Urihani – Music for the Planet

Urihani - Music for the Planet

Over the decades, music has become more and more of a commercial commodity, strategically created to appeal to the masses. If one thing is successful, a dozen copies are made and we eat it up like candy. It’s made entirely for the big bucks. Rarely do we find a music project involving a unique sound and a unique message, humble to its own merit. Luckily, I found Urihani and Music for the Planet, a new age collaboration rooted in environmental protection and awareness. Musically, it’s quite life affirming too.

Urihani, which means “spirit of the trees, spirit of the forest” in Yanomami, began in 2003 and is built around the compositions of Philippe Moreau and Jeff Alcaras. It aims to “…sensitize everyone to environmental problems through an artistic approach,” delivering “…an optimistic message, a hymn to life.” Moreau and Alcaras gather musicians and vocalists (of several languages and styles) to convey a universal emotion. It is a diverse, intriguing and beautiful album that suits the nature it seeks to preserve.

Music for the Planet begins with “Lost Souls,” which is full of tribal rhythms and the chanting of Bahia Ouakssas. It is an inspirational experience of earthy wind and string instruments combined with some electronic percussion. Ouakssas sings in a foreign language, but her voice is beautiful enough to satisfy anyone. “2 Late ?,” my favorite track, could definitely be the album’s single. It has a space/pop quality, including synthesized atmosphere, drums, flutes and guitars, combined with the lovely voice of Emily Spiller (who draws comparison to Anneke van Giersbergen). She sings several melodies, all of which stick in your mind, and overall it would fit perfectly on an Ayreon album, such as 01011001 or Universal Migrator Part 1: The Dream Sequencer.

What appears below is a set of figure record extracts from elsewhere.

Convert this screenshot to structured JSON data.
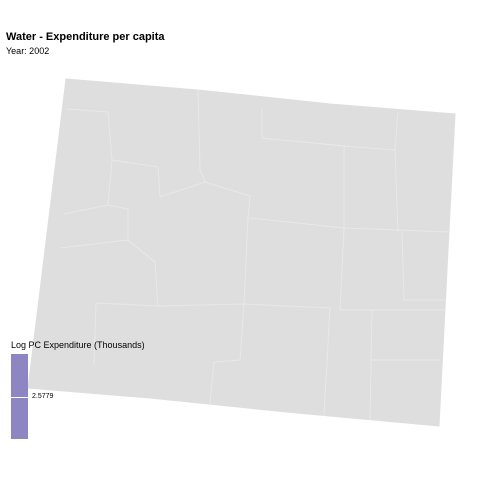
{
  "header": {
    "title": "Water - Expenditure per capita",
    "subtitle": "Year: 2002"
  },
  "map": {
    "region": "Wyoming counties",
    "fill_color": "#dedede",
    "border_color": "#e9e9e9"
  },
  "legend": {
    "title": "Log PC Expenditure (Thousands)",
    "value_label": "2.5779",
    "bar_color": "#8e86c2"
  }
}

“Over Me” continues the space/pop vibe, albeit with the operatic duet of Nathalie Leonoff & Patrick Texier. Somehow, intangibly I suppose, Urihani does convey a sense that there is a problem in our world (for them, it’s the environment, but for you, it could be different) that needs immediate fixing. If you aren’t a fan of opera, know that the music accompanying the vocals is involving enough to keep interest. The horns and keyboard note intervals are especially affective. “There Inside” is almost electronic dance synth, appropriate for a club. Fred Caramia (whose gravely, almost out of tune style is similar to Aviv Geffen from Blackfield) brings a seriousness that keeps the track from being annoying and elevates its quality.

Continuing the electronica feel is the instrumental “High Speed,” which would fit in at a rave full of neon lights. It’s basically looped drum patterns with random effects sprawling across the stereo channels. Kind of useless, honestly, but Music for the Planet redeems itself with “One Way To Move,” again featuring Spiller, this time carrying a noir quality similar to Amy Winehouse. She sings in the seductive style of Billie Holiday and allows falsetto non-lexical vocables to accompany her. Again the music is smooth and affective, using subtle cymbals and keyboard timbres.

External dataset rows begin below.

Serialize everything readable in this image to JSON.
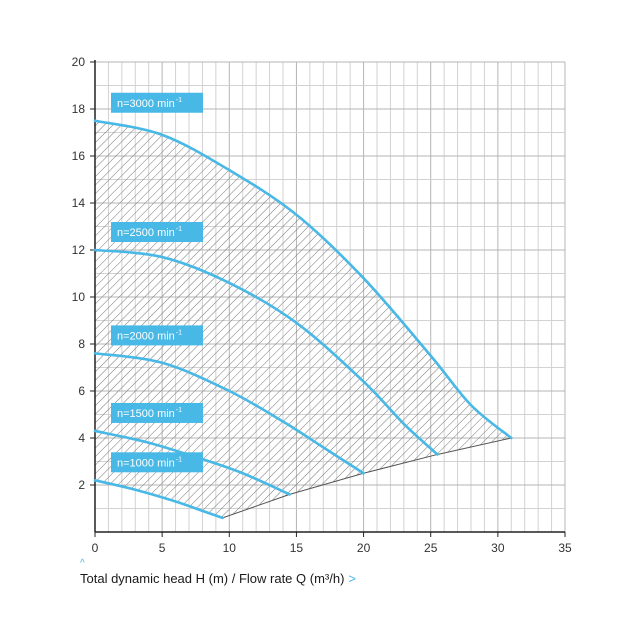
{
  "chart_data": {
    "type": "line",
    "xlabel": "Total dynamic head H (m) / Flow rate Q (m³/h)",
    "ylabel": "",
    "x_ticks": [
      "0",
      "5",
      "10",
      "15",
      "20",
      "25",
      "30",
      "35"
    ],
    "y_ticks": [
      "2",
      "4",
      "6",
      "8",
      "10",
      "12",
      "14",
      "16",
      "18",
      "20"
    ],
    "xlim": [
      0,
      35
    ],
    "ylim": [
      0,
      20
    ],
    "grid": true,
    "accent_color": "#48b8e6",
    "series": [
      {
        "name": "n=3000 min⁻¹",
        "label_main": "n=3000 min",
        "label_sup": "-1",
        "x": [
          0,
          5,
          10,
          15,
          20,
          25,
          28,
          31
        ],
        "y": [
          17.5,
          16.9,
          15.4,
          13.5,
          10.8,
          7.5,
          5.4,
          4.0
        ]
      },
      {
        "name": "n=2500 min⁻¹",
        "label_main": "n=2500 min",
        "label_sup": "-1",
        "x": [
          0,
          5,
          10,
          15,
          20,
          23,
          25.5
        ],
        "y": [
          12.0,
          11.7,
          10.6,
          8.9,
          6.4,
          4.6,
          3.3
        ]
      },
      {
        "name": "n=2000 min⁻¹",
        "label_main": "n=2000 min",
        "label_sup": "-1",
        "x": [
          0,
          5,
          10,
          14,
          17,
          20
        ],
        "y": [
          7.6,
          7.2,
          6.0,
          4.7,
          3.6,
          2.5
        ]
      },
      {
        "name": "n=1500 min⁻¹",
        "label_main": "n=1500 min",
        "label_sup": "-1",
        "x": [
          0,
          4,
          8,
          11,
          14.5
        ],
        "y": [
          4.3,
          3.8,
          3.1,
          2.5,
          1.6
        ]
      },
      {
        "name": "n=1000 min⁻¹",
        "label_main": "n=1000 min",
        "label_sup": "-1",
        "x": [
          0,
          3,
          6,
          8,
          9.5
        ],
        "y": [
          2.2,
          1.8,
          1.3,
          0.9,
          0.6
        ]
      }
    ],
    "operating_range_boundary": {
      "x": [
        9.5,
        14.5,
        20,
        25.5,
        31
      ],
      "y": [
        0.6,
        1.6,
        2.5,
        3.3,
        4.0
      ]
    }
  }
}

Leonoff sings opera again on “May Be,” which again keeps us listening with intriguing piano and horn variations. It does feel like a continuation of “Over Me.” “Uncertain Experiment” is another instrumental, but this one is very powerful and moving. It features electric guitar and great syncopation over a synthesized melody, which carries a lot of implicate importance. “Some of Them” (again with Spiller) builds slowly with jazz trumpet and more prominent non-lexical vocables. Her multi-tracked vocals create a warm sound, and her different styles of singing throughout Music for the Planet is one of the album’s greatest strength.

A third instrumental comes with “Fragmentation,” which combines organ chord progressions and futuristic countermelodies as its momentum. And of course, there’s programmed drumming. Caramia closes the album with “Another End,” which begins with fragile piano. It’s one of the most conventionally appealing and straightforward tracks, and also simply one of the best. It’s a great closing track, bringing a lot of melancholy about a dying environment. Caramia sings his message with passion, surrounded by your typical rock instruments and some delicate organ and strings, and it’s easy to get lost in its mood.

Music for the Planet is very moving commentary about our dying planet, critiquing our ambivalence and urging us to care more. It combines familiar rock templates with the refreshing instruments of other cultures, wrapping it all in a casing of futuristic, spacey sounds. Perhaps this welding goes beyond aesthetic, auditory pleasure, symbolizing that if we don’t cherish and acknowledge the world we have now, we are doomed in the years to come. Whatever its statement, you will be moved by Urihani emotionally, and hopefully for their cause, moved to action as well.